I am trying to break this into multiple events. Each event starts with clouds
. This is JSON format, but Splunk is not recognizing this. Please help me.
{u'list': [{u'clouds': {u'all': 0}, u'name': u'Yafran', u'coord': {u'lat': 32.06329, u'lon': 12.52859}, u'weather': [{u'main': u'Clear', u'id': 800, u'icon':
u'01d', u'description': u'Sky is Clear'}], u'dt': 1446550246, u'main': {u'temp': 25.13, u'grnd_level': 1017.67, u'temp_max': 25.13, u'sea_level': 1037.77,
u'humidity': 58, u'pressure': 1017.67, u'temp_min': 25.13}, u'id': 2208791, u'wind': {u'speed': 2.21, u'deg': 53.5006}}, {u'clouds': {u'all': 0}, u'name':
u'Zuwarah', u'coord': {u'lat': 32.931198, u'lon': 12.08199}, u'weather': [{u'main': u'Clear', u'id': 800, u'icon': u'01d', u'description': u'Sky is Clear'}],
u'dt': 1446550246, u'main': {u'temp': 24, u'grnd_level': 1037.48, u'temp_max': 23.996, u'sea_level': 1038.5, u'humidity': 83, u'pressure': 1037.48, u'temp_min':
23.996}, u'id': 2208425, u'wind': {u'speed': 2.05, u'deg': 68.0012}}, {u'clouds': {u'all': 0}, u'name': u'Sabratah', u'coord': {u'lat': 32.79335, u'lon':
12.48845}, u'weather': [{u'main': u'Clear', u'id': 800, u'icon': u'01d', u'description': u'Sky is Clear'}], u'dt': 1446550247, u'main': {u'temp': 25.13,
u'grnd_level': 1017.67, u'temp_max': 25.13, u'sea_level': 1037.77, u'humidity': 58, u'pressure': 1017.67, u'temp_min': 25.13}, u'id': 2212771, u'wind':
{u'speed': 2.21, u'deg': 53.5006}}, {u'clouds': {u'all': 0}, u'name': u'Gharyan', u'coord': {u'lat': 32.172218, u'lon': 13.02028}, u'weather': [{u'main':
u'Clear', u'id': 800, u'icon': u'01d', u'description': u'Sky is Clear'}], u'dt': 1446550247, u'main': {u'temp': 25.11, u'grnd_level': 1005.43, u'temp_max':
25.105, u'sea_level': 1037.73, u'humidity': 47, u'pressure': 1005.43, u'temp_min': 25.105}, u'id': 2217362, u'wind': {u'speed': 2.21, u'deg': 50.5006}},
The following answer is a great starting point to extracting this kind of single line json (decoded in this case) data.

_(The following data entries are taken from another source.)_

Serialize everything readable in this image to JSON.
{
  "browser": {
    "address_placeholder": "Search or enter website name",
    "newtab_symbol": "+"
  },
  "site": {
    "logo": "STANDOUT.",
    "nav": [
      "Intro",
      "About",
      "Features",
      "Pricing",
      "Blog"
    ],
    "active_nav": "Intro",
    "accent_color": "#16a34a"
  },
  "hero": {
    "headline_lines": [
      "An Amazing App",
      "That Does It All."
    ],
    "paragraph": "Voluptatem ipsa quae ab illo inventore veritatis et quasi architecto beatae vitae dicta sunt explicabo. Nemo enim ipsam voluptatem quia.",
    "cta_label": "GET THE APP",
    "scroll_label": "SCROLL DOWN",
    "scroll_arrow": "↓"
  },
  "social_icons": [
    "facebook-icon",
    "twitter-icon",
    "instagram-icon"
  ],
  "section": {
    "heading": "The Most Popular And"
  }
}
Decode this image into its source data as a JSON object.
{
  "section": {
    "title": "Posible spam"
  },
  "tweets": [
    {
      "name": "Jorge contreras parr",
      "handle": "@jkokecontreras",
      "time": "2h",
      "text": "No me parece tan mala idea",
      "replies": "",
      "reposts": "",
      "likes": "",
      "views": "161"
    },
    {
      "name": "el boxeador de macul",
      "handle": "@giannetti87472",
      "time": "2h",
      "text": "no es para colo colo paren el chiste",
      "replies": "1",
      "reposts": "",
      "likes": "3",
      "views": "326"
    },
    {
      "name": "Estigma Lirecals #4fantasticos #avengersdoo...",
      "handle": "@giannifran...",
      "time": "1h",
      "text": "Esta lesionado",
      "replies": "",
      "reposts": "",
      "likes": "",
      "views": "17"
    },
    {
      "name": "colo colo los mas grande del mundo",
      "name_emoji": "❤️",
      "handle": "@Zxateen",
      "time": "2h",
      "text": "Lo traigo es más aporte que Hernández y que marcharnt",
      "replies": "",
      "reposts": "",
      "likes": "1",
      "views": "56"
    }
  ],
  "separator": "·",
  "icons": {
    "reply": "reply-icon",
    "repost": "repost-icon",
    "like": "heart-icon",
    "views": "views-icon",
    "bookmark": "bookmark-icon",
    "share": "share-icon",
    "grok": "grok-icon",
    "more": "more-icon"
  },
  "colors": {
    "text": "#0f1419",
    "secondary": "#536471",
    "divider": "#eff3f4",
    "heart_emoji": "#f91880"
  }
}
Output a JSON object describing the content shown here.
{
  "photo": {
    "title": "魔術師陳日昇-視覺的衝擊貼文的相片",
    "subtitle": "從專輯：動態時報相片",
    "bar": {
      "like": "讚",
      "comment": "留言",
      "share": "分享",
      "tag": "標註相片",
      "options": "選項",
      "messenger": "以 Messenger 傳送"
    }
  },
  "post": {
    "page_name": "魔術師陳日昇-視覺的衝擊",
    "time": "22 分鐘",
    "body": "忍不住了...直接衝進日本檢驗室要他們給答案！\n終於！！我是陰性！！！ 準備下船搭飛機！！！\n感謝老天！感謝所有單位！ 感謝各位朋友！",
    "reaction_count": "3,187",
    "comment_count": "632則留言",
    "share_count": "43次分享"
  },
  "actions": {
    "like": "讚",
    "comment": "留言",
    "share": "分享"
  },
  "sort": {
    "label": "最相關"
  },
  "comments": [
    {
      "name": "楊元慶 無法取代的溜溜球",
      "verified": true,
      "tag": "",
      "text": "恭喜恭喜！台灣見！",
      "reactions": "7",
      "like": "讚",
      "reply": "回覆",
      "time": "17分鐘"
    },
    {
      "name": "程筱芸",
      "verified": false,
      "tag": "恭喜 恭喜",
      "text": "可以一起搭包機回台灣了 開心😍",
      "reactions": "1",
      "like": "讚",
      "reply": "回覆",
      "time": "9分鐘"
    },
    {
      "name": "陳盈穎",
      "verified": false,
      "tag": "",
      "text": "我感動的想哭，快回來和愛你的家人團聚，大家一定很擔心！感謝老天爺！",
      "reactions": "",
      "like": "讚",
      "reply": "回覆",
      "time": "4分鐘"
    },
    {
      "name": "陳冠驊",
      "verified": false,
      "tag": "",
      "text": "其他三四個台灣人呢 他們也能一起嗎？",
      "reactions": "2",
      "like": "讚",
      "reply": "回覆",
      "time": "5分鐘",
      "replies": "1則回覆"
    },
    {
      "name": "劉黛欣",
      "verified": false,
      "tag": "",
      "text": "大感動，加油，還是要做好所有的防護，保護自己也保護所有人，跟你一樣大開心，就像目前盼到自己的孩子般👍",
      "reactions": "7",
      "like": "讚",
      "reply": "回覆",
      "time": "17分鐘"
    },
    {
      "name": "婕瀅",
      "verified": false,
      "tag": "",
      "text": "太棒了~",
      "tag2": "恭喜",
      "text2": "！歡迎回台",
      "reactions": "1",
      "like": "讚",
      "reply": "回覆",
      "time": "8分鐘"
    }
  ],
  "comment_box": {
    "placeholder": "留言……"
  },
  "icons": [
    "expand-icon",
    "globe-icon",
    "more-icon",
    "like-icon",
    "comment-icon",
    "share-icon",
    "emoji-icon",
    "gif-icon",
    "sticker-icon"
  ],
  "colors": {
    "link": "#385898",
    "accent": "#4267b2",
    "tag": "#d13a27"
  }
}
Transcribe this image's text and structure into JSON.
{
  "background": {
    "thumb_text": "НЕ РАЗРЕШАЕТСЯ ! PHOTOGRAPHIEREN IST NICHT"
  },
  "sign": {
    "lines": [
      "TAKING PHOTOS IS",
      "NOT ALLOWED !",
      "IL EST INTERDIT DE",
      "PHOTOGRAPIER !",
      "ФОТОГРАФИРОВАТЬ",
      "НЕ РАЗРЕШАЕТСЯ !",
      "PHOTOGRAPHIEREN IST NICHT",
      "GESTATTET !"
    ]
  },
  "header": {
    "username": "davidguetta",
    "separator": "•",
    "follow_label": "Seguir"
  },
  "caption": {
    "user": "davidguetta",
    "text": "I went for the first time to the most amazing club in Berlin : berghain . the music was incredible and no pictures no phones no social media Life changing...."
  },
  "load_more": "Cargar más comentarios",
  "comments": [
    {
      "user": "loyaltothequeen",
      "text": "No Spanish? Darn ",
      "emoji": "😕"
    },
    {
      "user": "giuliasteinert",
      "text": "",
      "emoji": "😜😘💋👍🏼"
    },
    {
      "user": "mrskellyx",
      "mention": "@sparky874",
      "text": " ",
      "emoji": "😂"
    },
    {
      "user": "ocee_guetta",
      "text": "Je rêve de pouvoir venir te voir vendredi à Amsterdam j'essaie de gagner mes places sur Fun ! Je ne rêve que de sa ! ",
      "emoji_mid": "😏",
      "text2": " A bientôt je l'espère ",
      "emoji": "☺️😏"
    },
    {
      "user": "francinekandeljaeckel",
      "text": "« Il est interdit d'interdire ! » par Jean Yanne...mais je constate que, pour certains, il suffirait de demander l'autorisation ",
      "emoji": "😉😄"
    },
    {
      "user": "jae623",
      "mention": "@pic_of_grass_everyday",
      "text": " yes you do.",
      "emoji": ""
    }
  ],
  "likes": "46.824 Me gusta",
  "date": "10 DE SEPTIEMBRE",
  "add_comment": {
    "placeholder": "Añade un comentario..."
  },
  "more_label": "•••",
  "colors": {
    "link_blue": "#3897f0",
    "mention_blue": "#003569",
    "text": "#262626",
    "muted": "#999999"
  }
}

https://answers.splunk.com/answers/295142/line-breaker-in-single-line-printed-json-doc.html
I used this answer to come up with the following configuration that I used to index the example data provided.
[test_json]
DATETIME_CONFIG = CURRENT
category = Custom
disabled = false
pulldown_type = true
NO_BINARY_CHECK = true
# use number to ensure sed cmd order
SEDCMD-1stripfirsttag = s/^\s*\{u'list':\s\[//
SEDCMD-2encodejson = s/(u'|')/"/g
SEDCMD-3striptrailingvalue = s/(,|]\})\s*$//
LINE_BREAKER = (,)\s\{
SHOULD_LINEMERGE = false
KV_MODE = json
Hope this helps.
And if you want to index the epoch timestamp field (dt) then remove/comment out DATETIME_CONFIG
and add the following lines instead
#DATETIME_CONFIG = CURRENT
MAX_TIMESTAMP_LOOKAHEAD=230
TIME_FORMAT=%s
TIME_PREFIX=dt.:\s
This is not legal JSON. First '
needs to be converted to "
. Second, you have extraneous u
characters before each key, unless that is a paste issue.
If you have control over how the data gets to JSON, you may wish to read this Splunk answer, written by Martin Mueller, as it discusses JSON extractions at some length. If you do not control the process that produces the JSON, you may want to consider pre-processing the data outside of Splunk. Some things are simpler to do with a script than with Splunk.